- Born: 1931 – August 31
- Died: 2016

= Abdulaziz Jassim Kanoo =

Bahraini businessman (1931–2016)

Abdulaziz Jassim Kanoo (عبد العزيز جاسم كانو, 1931 – August 31, 2016, Mahooz) is a Bahraini businessman.

==Early life and education==

He belongs to the famed Kanoo family, one of the leading merchant families of the Gulf States. Attending primary and secondary school in Somerset, England, he enrolled in the American University of Beirut and went on to earn a business degree in Scotland.

==Career==
He held the following positions:
- Yusuf Bin Ahmed Kanoo Company, Vice-Chairman and Deputy CEO
- Al Jazeera Tourism Company, Chairman of the Board
- Saudi Corporation for Industry and Commerce, Chairman of the Board
- Saudi Loading Company, Chairman of the Board
- Saudi Arabian Lube Additives Company Limited, Chairman of the Board
- Novotel Bahrain Al Dana Resort, Chairman of the Board
- Investcorp, Vice-Chairman of the Board
- Taaleem Educational Services, Vice-Chairman of the Board
- Saudi Arabian General Investment Authority, Director for the Eastern Province
- United Arab Shipping Company, Member of the Board of Directors
- Saudi Public Transport Company (SAPTCO), Member of the Board of Directors
- Gulf Union Insurance & Reinsurance Company, Member of the Board of Directors
- Bahrain Public Transport Company, Member of the Board of Directors
- Dammam Central Hospital, Member of the Board of Directors
- Al Madinah Region Development Authority, Member of the Board of Directors
- Saudi Society of Family and Community Medicine, Member of the Board of Directors
- Saudi Diabetes and Endocrine Association, Member of the Board of Directors
- Public Bank Berhad, Member of the Board of Directors
- Human Rights Commission (Saudi Arabia), Eastern Province, Member of the Board of Directors

==Personal life==
He married his cousin, Sarah Ali Kanoo, and had four children with her: Ali, Saud, Nawf, and Badr. On January 8, 2018, his widow died and was buried in Manama Cemetery.

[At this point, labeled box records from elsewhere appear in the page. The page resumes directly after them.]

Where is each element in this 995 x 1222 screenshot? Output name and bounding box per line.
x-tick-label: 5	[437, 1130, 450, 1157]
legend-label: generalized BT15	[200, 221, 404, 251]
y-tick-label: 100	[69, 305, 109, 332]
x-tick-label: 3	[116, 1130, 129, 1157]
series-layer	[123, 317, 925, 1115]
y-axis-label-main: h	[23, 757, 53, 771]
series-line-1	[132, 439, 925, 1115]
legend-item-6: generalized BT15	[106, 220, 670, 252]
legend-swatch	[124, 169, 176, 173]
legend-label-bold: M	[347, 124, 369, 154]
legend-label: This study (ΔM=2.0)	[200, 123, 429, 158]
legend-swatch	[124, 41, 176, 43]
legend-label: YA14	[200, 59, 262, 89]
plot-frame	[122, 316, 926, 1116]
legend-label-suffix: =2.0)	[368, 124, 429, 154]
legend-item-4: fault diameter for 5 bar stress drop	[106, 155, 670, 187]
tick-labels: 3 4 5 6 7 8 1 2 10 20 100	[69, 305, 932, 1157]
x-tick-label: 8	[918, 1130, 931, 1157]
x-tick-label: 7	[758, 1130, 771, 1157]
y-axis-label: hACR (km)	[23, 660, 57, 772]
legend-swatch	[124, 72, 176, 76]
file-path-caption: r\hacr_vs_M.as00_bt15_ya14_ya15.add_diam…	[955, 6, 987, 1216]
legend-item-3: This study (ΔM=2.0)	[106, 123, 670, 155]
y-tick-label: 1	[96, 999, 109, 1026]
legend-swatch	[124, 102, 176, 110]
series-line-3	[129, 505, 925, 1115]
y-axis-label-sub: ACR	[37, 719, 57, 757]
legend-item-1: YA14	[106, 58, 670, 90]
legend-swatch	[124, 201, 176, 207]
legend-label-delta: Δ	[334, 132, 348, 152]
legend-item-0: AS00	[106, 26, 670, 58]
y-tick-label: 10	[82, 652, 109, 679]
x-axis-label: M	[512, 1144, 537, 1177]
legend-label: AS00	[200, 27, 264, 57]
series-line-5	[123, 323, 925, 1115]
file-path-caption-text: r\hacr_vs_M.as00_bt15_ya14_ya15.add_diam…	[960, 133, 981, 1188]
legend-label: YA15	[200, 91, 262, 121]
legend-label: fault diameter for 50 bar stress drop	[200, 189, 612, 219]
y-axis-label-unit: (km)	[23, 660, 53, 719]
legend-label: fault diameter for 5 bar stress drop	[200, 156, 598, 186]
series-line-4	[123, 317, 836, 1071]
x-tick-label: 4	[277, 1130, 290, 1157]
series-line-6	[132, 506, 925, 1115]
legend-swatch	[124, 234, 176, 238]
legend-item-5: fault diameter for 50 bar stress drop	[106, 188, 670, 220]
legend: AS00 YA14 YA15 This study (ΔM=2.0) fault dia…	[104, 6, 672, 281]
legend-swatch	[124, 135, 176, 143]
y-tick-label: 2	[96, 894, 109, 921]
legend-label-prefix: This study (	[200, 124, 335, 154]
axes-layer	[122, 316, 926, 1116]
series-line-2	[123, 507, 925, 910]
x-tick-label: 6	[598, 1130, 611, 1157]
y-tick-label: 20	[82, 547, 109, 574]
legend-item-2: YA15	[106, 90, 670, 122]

His brother is Abdul Latif Jassim Kanoo, founder of the Beit Al Quran, a world-renowned museum of the Quran.

==Honors==
In 2007, Hamad bin Isa Al Khalifa, the King of Bahrain, awarded him the King Hamad Order of the Renaissance, the nation's highest civilian honor. In 1994, he was called the first businessman in the Kingdom of Saudi Arabia.

==Death==
Kanoo died on August 31, 2016, at the age of 85 at his home in Mahooz, Capital Governorate. He was buried in Manama Cemetery.